Жюльен расхваливал Люсьену, расписывал, какое у нее чистое сердце да какой ясный ум, какой чудный взгляд и какая нежная кожа. Казалось, этому не будет конца. Наконец, одевшись, он зачем-то вышел, я же остался сидеть один, уничтоженный этим новым ударом. Утрачена не только драгоценная для меня любовь Люсьены, утрачен весь смысл той новой жизни, которую я собирался начать. Ведь я рассчитывал уже сегодня не возвращаться домой. Придумывал, как мы будем проводить выходные. Например, отправляться по субботам в двухдневные походы на велосипедах, а то и пешком. Я мечтал о любви на лоне природы, а в плохую погоду и зимой мы сидели бы у камелька в уютной квартирке и пировали вдвоем или ходили бы в кино. Жене я бы сообщал просто: «Вернусь в понедельник вечером». А у Маньера, в кафе «Мечта» на нашей улице стали бы говорить: «Слыхали, у Серюзье-то объявилась любовница! Вы только посмотрите на него: одет всегда с иголочки, по последней моде и как чертовски молодо выглядит!» И это было бы чистой правдой. Любовь делает моложе. А я бы так любил ее! О Люсьена! Моя нежная, моя девочка, фиалка моя! Жизнь бы за нее отдал. Если бы вдруг она заболела и врач сказал бы: переливание крови, нужно три литра, — я дал бы свою. Берут эти три литра, и врач говорит: нужен еще литр. И я, уже при смерти, шепчу: берите сколько нужно, и в конце концов у меня выкачивают всю кровь. Зато Люсьена будет спасена, ну и я тоже каким-нибудь чудом выживу. И она будет любить меня, как никто никого и никогда не любил, и все будут нам завидовать.

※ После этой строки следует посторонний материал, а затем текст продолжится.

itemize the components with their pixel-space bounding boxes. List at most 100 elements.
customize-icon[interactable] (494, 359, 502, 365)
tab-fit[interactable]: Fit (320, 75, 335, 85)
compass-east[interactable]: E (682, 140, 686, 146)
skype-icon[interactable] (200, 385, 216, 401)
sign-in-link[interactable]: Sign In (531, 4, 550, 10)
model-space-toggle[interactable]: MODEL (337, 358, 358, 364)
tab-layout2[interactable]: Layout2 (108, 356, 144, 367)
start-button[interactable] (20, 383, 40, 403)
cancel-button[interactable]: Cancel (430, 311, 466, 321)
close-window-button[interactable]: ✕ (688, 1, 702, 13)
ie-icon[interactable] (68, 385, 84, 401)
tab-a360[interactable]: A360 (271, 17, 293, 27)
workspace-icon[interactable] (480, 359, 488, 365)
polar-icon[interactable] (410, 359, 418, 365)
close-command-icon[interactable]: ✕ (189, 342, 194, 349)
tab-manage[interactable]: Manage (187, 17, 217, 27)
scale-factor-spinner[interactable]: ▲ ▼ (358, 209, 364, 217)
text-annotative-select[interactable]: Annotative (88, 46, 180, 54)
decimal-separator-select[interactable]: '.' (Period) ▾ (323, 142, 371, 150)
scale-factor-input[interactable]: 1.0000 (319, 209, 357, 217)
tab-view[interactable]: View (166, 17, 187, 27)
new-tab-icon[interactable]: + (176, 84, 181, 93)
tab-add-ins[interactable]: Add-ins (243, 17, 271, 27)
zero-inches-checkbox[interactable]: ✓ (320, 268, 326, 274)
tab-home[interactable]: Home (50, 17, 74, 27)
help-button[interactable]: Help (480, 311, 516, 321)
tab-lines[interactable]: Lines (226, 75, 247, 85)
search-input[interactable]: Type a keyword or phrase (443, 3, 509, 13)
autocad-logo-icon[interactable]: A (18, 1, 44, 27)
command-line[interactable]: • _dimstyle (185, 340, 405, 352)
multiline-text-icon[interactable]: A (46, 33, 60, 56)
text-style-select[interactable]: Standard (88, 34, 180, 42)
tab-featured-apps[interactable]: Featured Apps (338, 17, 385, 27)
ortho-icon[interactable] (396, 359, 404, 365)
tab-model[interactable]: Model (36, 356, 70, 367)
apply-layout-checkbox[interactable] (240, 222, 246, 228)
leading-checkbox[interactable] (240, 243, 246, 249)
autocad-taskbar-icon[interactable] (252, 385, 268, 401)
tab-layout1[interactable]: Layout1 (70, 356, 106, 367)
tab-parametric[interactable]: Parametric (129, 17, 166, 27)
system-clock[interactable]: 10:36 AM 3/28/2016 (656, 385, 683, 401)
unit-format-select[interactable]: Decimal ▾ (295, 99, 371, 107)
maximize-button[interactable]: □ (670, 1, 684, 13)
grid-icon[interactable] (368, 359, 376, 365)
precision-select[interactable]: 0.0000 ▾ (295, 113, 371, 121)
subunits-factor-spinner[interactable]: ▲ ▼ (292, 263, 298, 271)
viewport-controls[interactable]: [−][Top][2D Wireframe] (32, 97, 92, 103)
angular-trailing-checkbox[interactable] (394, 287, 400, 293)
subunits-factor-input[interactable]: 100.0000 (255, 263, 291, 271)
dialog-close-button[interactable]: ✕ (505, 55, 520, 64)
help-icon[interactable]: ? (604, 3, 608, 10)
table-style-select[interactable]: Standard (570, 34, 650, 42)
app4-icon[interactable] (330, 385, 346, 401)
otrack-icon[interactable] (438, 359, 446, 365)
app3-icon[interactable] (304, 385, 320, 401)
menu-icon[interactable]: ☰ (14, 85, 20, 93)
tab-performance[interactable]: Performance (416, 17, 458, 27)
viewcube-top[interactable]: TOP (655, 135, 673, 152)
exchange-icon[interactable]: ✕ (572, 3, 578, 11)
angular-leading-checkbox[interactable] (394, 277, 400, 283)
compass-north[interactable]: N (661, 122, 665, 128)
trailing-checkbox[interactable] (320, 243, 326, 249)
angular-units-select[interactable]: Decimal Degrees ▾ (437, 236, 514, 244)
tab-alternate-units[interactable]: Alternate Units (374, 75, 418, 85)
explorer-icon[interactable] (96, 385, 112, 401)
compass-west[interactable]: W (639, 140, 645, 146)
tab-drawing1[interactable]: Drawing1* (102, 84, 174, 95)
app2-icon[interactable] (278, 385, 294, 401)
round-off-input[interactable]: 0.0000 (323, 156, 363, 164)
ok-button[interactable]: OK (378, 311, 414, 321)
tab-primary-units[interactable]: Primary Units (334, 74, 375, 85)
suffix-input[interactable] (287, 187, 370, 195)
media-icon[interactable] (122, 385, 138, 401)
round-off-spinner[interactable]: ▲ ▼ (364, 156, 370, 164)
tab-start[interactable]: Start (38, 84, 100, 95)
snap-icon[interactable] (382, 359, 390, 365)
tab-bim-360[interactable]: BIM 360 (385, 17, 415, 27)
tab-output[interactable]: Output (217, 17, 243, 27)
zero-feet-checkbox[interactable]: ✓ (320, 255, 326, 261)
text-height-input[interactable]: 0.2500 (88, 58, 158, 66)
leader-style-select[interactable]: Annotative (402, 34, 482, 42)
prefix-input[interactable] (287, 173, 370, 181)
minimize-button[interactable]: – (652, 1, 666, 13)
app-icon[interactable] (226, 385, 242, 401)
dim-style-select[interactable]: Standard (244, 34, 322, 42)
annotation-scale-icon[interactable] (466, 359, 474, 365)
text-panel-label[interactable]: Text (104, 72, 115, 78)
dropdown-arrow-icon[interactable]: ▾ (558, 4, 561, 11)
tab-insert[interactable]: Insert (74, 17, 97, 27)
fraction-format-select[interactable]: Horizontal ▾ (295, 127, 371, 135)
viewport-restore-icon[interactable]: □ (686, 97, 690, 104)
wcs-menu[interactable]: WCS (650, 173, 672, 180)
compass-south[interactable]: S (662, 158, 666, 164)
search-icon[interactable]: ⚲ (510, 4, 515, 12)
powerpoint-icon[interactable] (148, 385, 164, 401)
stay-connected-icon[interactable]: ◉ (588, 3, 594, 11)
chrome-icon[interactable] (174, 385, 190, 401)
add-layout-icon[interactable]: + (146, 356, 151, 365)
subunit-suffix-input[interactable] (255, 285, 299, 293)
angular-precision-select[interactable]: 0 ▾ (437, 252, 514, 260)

А вместо всего этого изволь тащиться вечером домой, и завтра тоже, и послезавтра, и каждый день. Опять пойдут воскресные прогулки: то в Булонский лес, с заходом в кафе на Елисейских Полях — две рюмки аперитива и два стакана гренадина для детей, — то в Венсеннский, то обозревать римские развалины. И куда теперь девать букет фиалок, который я купил для Люсьены и который оттопыривает мой карман. Не пропадать же ему. Подарю вечером жене. Я взывал к своим лучшим чувствам, старался радоваться счастью моего друга и Люсьены. Внушал себе, что все к лучшему. Присвоить себе жизнь молоденькой девушки, в моем возрасте, когда я ничего не могу дать ей взамен, — это подлость. Но сколько я ни твердил себе все это, слова оставались словами, и никакой радости я так и не ощутил. Видно, еще не пришло время. Пройдет несколько дней, Рене снова приберет меня к рукам, вот тогда пожалуйста.

— Ну пошли, — сказал Жюльен. — Солнце-то какое, апрель, да и только! Живем, старина!